Let us also point out that, as Nafeez Mosaddeq Ahmed has noted it in the website Iraqwar.Ru, attorney Detlev Mehlis in the past played a role in the implementation of a US military operation. He had led an investigation about an attack perpetrated against a disco frequented by US soldiers in Germany in 1986. His conclusion allowed Washington to incriminate Libya and to bomb Tripoli.

Meanwhile, other journalists pay attention to the credibility of the witnesses questioned by the Mehlis commission.
The Guardian’s correspondent in Baghdad, Ghaith Abdul-Ahad, denounces in Der Spiegel the lack of reliability of the main witness of the Mehlis Commission: Suheir al-Sadik. For the author, he is a crook paid by Rifad El Assad, uncle and rival of Bachar El Assad, to lie to the commission. Basing all the investigation on his testimony and taking it as valid would make the investigation lose all its credibility.
Former Newsweek journalist Robert Parry also writes in his website Consortium News that this witness is only a swindler paid by Syria’s adversaries. He adds that it is strange that the Mehlis Commission did not question anymore the trajectory of the truck that carried the bomb and which was later identified as a vehicle stolen in Japan. Why don’t the investigators ask more about the contradictions among the testimonies that accuse Syria?

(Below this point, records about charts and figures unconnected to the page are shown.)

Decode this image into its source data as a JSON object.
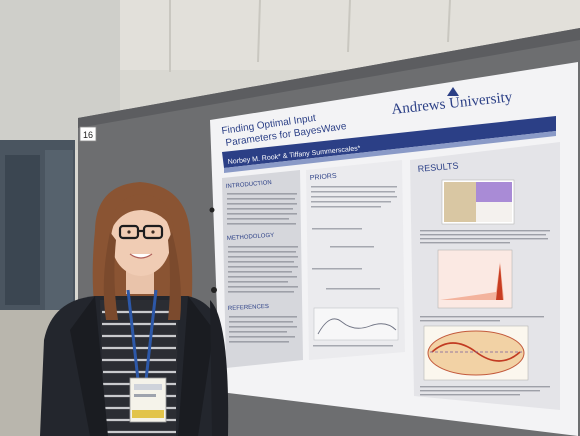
{
  "photo": {
    "board_number": "16",
    "poster": {
      "title": "Finding Optimal Input\nParameters for BayesWave",
      "authors": "Norbey M. Rook* & Tiffany Summerscales*",
      "university": "Andrews University",
      "sections": {
        "introduction": "INTRODUCTION",
        "methodology": "METHODOLOGY",
        "references": "REFERENCES",
        "priors": "PRIORS",
        "results": "RESULTS"
      }
    },
    "badge_label": "",
    "colors": {
      "poster_banner": "#2b3f86",
      "board": "#6d6e70",
      "hair": "#8a5433",
      "coat": "#23262d"
    }
  }
}
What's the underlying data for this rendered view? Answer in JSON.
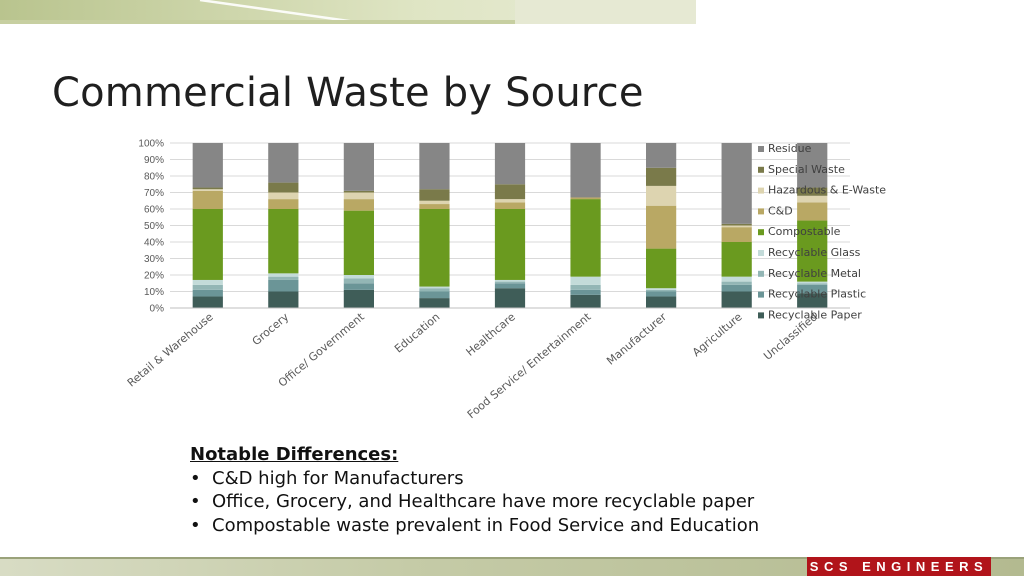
{
  "slide": {
    "title": "Commercial Waste by Source",
    "logo_text": "SCS ENGINEERS"
  },
  "notes": {
    "heading": "Notable Differences:",
    "bullets": [
      "C&D high for Manufacturers",
      "Office, Grocery, and Healthcare have more recyclable paper",
      "Compostable waste prevalent in Food Service and Education"
    ]
  },
  "chart_data": {
    "type": "bar",
    "stacked": true,
    "percent": true,
    "ylim": [
      0,
      100
    ],
    "yticks": [
      "0%",
      "10%",
      "20%",
      "30%",
      "40%",
      "50%",
      "60%",
      "70%",
      "80%",
      "90%",
      "100%"
    ],
    "grid": true,
    "legend_position": "right",
    "categories": [
      "Retail & Warehouse",
      "Grocery",
      "Office/ Government",
      "Education",
      "Healthcare",
      "Food Service/ Entertainment",
      "Manufacturer",
      "Agriculture",
      "Unclassified"
    ],
    "series": [
      {
        "name": "Recyclable Paper",
        "color": "#3f5d58",
        "values": [
          7,
          10,
          11,
          6,
          12,
          8,
          7,
          10,
          9
        ]
      },
      {
        "name": "Recyclable Plastic",
        "color": "#6b9597",
        "values": [
          4,
          7,
          4,
          4,
          3,
          3,
          3,
          4,
          5
        ]
      },
      {
        "name": "Recyclable Metal",
        "color": "#93b6b5",
        "values": [
          3,
          2,
          3,
          2,
          1,
          3,
          1,
          2,
          1
        ]
      },
      {
        "name": "Recyclable Glass",
        "color": "#c3dbd9",
        "values": [
          3,
          2,
          2,
          1,
          1,
          5,
          1,
          3,
          1
        ]
      },
      {
        "name": "Compostable",
        "color": "#6a9a1f",
        "values": [
          43,
          39,
          39,
          47,
          43,
          47,
          24,
          21,
          37
        ]
      },
      {
        "name": "C&D",
        "color": "#b9a864",
        "values": [
          11,
          6,
          7,
          3,
          4,
          1,
          26,
          9,
          11
        ]
      },
      {
        "name": "Hazardous & E-Waste",
        "color": "#ddd4b0",
        "values": [
          1,
          4,
          4,
          2,
          2,
          0,
          12,
          1,
          4
        ]
      },
      {
        "name": "Special Waste",
        "color": "#7a7a4a",
        "values": [
          1,
          6,
          1,
          7,
          9,
          0,
          11,
          1,
          5
        ]
      },
      {
        "name": "Residue",
        "color": "#868686",
        "values": [
          27,
          24,
          29,
          28,
          25,
          33,
          15,
          49,
          27
        ]
      }
    ]
  }
}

As to the Arab editorialists, they do not even comment about the reliability of the report anymore. They consider it a document made to order that intends to justify sanctions or an aggression against Syria.
For Egyptian writer Abdellah Assanaoui, in Arabrenewal, the Mehlis report is only the prelude of a condemnation of Syria and sanctions that aim at a change of regime. It has all been planned with that in mind, from the selection of the witnesses to the information leaking to the press. The editor in chief of Alquds al-Arabi , Abdel Bari Atouan, does not give any credit to the report but finds it instructive in three aspects. By not citing the late Interior Ministry, Ghazi Kanan, it can be inferred that his suicide is not related to the publication of the document. The editorialist believes that the minister was killed as he was preparing to cooperate with the United States. The second aspect is that all communications of Arab leaders are recorded and analyzed. The third aspect is the strategic interest of incriminating the Palestinians for future operations. Anyway, he thinks that Syria wins nothing by giving in to the pressure, as, no matter what it does, it will not change the situation.

This offensive announced against Damascus worries the American left wing. In ZMag, the historians of the US social movement, Jeremy Brecher and Brendan Smith, are worried about the policy of their country towards Syria. In their opinion, the Bush administration wants to attack Syria or Iran to hide the problems in Iraq and they urge the world to do everything possible to prevent a new violation of international law and US constitutional principles.